REPUBLIKA.CO.ID, JAKARTA – Kubu tersangka kasus suap Sesmenpora, M Nazaruddin, menyayangkan sikap Presiden RI, Susilo Bambang Yudhoyono yang memberi perintah kepada Kapolri, Jenderal Timur Pradopo untuk membawa pulang kliennya ke tanah air. Presiden dianggap pilih kasih terhadap pihak-pihak yang sudah jelas bersatatus sebagai terpidana korupsi yang bersembunyi di Singapura.
"Ada apa dengan SBY ini, mengapa dia marah betul pada klien saya," kata Kuasa Hukum Nazaruddin, OC Kaligis saat dihubungi Republika, Jumat (1/7).
Kaligis mengatakan, dalam upaya penegakkan hukum, presiden tidak bisa pandang bulu. Artinya, kalau ada perintah menjemput terhadap seseorang yang terjerat masalah hukum di luar negeri, tidak bisa menyebut hanya salah satu nama saja.
Sehingga, ia mempertanyakan sikap SBY yang tidak memberi perintah kepada Kapolri untuk menjemput orang-orang yang sudah jelas terpidana korupsi yang bersembunyi di Singapura. Padahal, Nazaruddin hingga saat ini masih berstatus sebagai tersangka yang belum terbukti melakukan tindak pidana korupsi.
Kaligis menilai, ada politisasi dalam kasus suap Sesmenpora tersebut. Kasus ini tidak lagi murni sebagai kasus pidana tetapi telah disusupi oleh muatan politis di dalamnya.
Terkait dengan upaya pemulangan terhadap Nazaruddin, Kaligis mengatakan hal tersebut bisa saja. Namun, ia tidak bisa melakukan hal tersebut karena Nazaruddin yang belum terbukti bersalah sudah mendapat hukuman seperti itu. Namun, ia tidak menjelaskan secara rinci hukuman apa yang dimaksud.
Seperti diketahui, SBY memerintahkan Kapolri Jendral Timur Pradopo untuk membawa pulang mantan Bendahara Umum DPP Partai Demokrat Muhammad Nazaruddin. Hal tersebut disampaikan Jurubicara Presiden Julian Aldrin Pasha, saat menggelar jumpa pers di Kantor Presiden, Jalan Medan Merdeka Utara, Jakarta Pusat.
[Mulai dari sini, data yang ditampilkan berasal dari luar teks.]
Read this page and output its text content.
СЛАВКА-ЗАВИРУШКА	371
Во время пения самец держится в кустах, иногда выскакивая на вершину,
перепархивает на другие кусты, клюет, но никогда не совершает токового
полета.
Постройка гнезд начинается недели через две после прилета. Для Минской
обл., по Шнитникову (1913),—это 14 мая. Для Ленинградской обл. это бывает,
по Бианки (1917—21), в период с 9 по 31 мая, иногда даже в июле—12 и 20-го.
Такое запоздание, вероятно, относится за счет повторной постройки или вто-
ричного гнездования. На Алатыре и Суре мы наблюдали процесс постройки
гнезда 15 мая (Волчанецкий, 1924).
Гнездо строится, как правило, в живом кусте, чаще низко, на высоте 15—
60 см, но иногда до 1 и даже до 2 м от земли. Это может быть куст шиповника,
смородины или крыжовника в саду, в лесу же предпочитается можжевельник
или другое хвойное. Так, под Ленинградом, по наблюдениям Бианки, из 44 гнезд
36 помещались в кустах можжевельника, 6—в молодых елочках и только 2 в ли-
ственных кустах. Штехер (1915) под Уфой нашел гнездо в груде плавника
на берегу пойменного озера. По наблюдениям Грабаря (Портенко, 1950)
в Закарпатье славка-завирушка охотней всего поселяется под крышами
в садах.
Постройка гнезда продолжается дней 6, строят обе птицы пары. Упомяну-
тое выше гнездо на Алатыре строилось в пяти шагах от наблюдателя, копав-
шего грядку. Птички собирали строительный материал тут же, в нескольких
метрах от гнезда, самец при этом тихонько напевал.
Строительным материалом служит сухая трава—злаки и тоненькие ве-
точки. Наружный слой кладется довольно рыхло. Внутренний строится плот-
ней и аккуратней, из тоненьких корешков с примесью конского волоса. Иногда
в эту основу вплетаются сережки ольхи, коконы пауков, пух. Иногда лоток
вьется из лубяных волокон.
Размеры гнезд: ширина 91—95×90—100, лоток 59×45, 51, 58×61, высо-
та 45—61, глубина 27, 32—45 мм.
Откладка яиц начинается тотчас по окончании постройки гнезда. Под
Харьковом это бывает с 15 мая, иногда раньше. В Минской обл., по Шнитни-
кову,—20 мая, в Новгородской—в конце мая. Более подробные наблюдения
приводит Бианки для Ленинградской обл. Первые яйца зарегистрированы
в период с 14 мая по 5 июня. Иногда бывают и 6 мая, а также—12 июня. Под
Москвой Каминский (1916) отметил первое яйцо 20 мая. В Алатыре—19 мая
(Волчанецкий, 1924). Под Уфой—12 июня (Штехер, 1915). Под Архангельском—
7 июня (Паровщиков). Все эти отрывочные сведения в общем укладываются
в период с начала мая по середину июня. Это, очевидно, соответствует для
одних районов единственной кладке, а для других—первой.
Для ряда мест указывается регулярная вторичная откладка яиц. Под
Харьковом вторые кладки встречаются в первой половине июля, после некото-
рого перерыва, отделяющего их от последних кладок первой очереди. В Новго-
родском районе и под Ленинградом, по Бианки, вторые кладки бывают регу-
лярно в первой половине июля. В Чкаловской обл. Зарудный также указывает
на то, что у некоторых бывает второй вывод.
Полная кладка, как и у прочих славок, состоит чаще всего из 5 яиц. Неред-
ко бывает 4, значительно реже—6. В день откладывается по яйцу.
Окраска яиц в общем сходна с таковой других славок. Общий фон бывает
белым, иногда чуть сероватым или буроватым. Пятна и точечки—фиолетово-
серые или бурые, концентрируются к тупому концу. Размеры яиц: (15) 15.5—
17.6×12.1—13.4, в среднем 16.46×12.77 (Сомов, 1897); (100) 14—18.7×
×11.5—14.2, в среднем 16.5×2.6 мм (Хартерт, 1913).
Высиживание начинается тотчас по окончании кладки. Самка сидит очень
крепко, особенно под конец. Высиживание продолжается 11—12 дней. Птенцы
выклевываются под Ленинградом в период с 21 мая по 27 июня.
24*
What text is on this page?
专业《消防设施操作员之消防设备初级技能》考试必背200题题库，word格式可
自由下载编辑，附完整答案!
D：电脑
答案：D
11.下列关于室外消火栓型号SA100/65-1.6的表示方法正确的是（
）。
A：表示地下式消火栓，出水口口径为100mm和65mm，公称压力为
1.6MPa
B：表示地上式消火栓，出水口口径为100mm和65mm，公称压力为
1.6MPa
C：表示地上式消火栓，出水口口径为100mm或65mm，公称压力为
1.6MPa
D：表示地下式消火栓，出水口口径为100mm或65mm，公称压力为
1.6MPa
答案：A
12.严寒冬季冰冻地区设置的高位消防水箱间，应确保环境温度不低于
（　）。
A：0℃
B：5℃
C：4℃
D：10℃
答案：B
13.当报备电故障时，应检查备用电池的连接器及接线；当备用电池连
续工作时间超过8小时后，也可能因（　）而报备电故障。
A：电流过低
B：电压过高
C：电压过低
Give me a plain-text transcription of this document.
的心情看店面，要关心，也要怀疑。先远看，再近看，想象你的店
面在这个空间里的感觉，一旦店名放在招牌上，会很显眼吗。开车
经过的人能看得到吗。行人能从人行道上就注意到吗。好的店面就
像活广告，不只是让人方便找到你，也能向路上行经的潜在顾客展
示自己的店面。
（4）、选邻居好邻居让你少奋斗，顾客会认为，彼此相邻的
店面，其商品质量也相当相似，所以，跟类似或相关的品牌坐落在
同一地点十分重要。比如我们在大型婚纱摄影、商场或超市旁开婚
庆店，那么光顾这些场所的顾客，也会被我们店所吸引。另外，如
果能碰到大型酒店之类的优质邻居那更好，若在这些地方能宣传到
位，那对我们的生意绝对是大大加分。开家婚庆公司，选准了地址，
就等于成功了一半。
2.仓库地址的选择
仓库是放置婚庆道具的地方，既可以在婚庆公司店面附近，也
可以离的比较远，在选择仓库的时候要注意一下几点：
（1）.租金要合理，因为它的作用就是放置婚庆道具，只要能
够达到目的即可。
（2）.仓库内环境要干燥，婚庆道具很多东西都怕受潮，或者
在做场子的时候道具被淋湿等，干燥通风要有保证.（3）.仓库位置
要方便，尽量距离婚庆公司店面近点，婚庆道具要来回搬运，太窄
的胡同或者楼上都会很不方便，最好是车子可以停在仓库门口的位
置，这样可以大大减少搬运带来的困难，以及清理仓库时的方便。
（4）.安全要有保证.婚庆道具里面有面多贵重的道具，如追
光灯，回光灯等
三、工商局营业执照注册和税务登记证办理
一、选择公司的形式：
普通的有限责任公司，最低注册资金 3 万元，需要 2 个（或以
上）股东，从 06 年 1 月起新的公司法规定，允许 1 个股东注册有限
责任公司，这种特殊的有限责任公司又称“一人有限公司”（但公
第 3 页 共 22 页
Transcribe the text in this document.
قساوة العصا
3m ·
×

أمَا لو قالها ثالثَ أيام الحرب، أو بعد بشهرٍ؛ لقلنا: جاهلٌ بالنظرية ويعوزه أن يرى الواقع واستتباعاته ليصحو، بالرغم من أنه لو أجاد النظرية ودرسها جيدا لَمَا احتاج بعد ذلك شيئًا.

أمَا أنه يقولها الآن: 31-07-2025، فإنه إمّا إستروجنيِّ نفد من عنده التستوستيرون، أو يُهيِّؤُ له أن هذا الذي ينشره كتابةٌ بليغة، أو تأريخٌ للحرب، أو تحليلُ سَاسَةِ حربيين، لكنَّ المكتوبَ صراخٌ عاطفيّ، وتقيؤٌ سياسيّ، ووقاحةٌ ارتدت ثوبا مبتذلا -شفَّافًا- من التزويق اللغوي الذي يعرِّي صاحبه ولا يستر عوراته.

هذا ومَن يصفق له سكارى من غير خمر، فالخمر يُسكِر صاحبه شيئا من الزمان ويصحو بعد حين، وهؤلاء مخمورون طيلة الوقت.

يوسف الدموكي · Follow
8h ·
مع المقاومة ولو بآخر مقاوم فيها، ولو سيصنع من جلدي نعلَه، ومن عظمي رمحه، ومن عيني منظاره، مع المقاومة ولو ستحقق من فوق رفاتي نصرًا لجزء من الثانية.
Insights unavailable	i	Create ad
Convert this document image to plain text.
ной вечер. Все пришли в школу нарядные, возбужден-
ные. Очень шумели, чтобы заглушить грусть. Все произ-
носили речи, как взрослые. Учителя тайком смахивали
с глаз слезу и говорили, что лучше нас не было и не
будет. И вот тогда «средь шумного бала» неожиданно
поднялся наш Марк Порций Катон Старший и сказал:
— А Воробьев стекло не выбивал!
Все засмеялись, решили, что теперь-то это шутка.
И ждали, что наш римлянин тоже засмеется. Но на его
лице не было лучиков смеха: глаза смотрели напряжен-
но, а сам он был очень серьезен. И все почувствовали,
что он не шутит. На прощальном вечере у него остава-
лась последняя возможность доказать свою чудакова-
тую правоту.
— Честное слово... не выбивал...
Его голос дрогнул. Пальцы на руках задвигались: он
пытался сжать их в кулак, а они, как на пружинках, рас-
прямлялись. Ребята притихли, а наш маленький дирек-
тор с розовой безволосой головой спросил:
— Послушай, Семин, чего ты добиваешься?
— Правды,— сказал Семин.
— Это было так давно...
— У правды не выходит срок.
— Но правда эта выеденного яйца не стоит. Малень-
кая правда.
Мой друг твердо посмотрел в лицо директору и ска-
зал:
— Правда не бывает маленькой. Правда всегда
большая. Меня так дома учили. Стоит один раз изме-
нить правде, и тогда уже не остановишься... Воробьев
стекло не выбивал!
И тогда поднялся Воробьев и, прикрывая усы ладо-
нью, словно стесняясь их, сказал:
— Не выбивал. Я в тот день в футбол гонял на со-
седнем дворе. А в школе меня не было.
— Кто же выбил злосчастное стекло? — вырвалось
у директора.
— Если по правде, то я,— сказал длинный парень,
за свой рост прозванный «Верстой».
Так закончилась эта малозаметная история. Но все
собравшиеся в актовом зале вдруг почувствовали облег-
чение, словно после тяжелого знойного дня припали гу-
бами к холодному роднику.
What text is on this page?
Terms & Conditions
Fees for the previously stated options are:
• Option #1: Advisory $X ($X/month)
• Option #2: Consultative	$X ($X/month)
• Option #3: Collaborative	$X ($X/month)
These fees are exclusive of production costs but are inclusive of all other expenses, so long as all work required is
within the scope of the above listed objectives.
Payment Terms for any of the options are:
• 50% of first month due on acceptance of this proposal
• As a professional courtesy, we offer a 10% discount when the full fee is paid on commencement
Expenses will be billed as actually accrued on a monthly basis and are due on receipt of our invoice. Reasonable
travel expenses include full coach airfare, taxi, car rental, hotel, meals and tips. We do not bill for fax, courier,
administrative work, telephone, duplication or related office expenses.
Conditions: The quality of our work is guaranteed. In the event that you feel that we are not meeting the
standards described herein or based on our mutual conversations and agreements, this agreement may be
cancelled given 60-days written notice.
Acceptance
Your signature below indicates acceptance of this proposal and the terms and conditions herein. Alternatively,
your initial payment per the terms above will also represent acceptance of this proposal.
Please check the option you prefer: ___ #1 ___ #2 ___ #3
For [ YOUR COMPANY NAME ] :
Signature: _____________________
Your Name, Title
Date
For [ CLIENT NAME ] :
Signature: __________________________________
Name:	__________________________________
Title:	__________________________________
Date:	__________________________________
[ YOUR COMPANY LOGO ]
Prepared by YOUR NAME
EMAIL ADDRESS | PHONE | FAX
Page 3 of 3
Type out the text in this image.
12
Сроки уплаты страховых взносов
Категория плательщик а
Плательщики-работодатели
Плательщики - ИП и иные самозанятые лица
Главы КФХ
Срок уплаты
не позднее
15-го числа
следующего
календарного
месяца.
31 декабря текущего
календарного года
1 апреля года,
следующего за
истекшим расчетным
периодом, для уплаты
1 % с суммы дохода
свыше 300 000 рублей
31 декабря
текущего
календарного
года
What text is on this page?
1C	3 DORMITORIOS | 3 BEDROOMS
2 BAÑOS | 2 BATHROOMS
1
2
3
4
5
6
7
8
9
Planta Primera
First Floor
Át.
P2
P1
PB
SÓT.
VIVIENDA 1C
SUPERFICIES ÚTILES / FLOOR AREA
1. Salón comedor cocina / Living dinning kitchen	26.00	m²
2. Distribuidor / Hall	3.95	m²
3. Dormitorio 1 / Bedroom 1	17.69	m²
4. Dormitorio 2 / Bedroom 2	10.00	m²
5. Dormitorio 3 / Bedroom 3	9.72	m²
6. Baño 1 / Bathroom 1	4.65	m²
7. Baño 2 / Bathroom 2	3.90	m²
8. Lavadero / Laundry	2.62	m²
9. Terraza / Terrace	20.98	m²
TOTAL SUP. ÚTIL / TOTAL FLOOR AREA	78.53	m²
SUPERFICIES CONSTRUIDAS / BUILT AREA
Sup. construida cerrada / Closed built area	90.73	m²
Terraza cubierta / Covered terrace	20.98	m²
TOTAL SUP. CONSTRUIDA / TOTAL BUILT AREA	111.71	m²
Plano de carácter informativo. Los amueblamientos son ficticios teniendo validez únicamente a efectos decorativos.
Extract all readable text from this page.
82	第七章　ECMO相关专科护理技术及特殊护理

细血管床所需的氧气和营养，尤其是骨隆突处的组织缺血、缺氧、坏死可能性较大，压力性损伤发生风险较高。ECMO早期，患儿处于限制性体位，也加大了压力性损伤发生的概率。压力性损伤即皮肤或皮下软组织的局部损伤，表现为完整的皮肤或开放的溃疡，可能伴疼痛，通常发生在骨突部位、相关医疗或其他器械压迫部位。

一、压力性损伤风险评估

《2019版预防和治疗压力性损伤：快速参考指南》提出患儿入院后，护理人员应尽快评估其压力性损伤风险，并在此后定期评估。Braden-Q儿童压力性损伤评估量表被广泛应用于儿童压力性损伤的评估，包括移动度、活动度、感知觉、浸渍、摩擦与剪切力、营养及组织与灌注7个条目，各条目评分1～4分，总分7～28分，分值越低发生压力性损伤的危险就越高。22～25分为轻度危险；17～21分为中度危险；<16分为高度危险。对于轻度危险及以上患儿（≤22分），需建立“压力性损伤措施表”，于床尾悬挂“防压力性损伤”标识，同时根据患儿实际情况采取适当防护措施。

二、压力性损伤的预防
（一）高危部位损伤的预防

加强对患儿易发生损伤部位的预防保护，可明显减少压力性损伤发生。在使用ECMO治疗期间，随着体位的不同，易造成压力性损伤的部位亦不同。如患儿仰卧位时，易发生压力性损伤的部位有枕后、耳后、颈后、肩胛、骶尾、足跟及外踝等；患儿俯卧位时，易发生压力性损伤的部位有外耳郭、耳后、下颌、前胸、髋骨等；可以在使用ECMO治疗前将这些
"Satu hal yang juga penting yang disampaikan adalah bahwa kemarin Presiden telah memerintahkan secara langsung kepada Kapolri untuk mencari, menangkap, dan membawa pulang saudara Nazaruddin di Singapura agar bisa memenuhi proses hukum yang bersangkutan di KPK," Kata Julian, Jumat (1/7).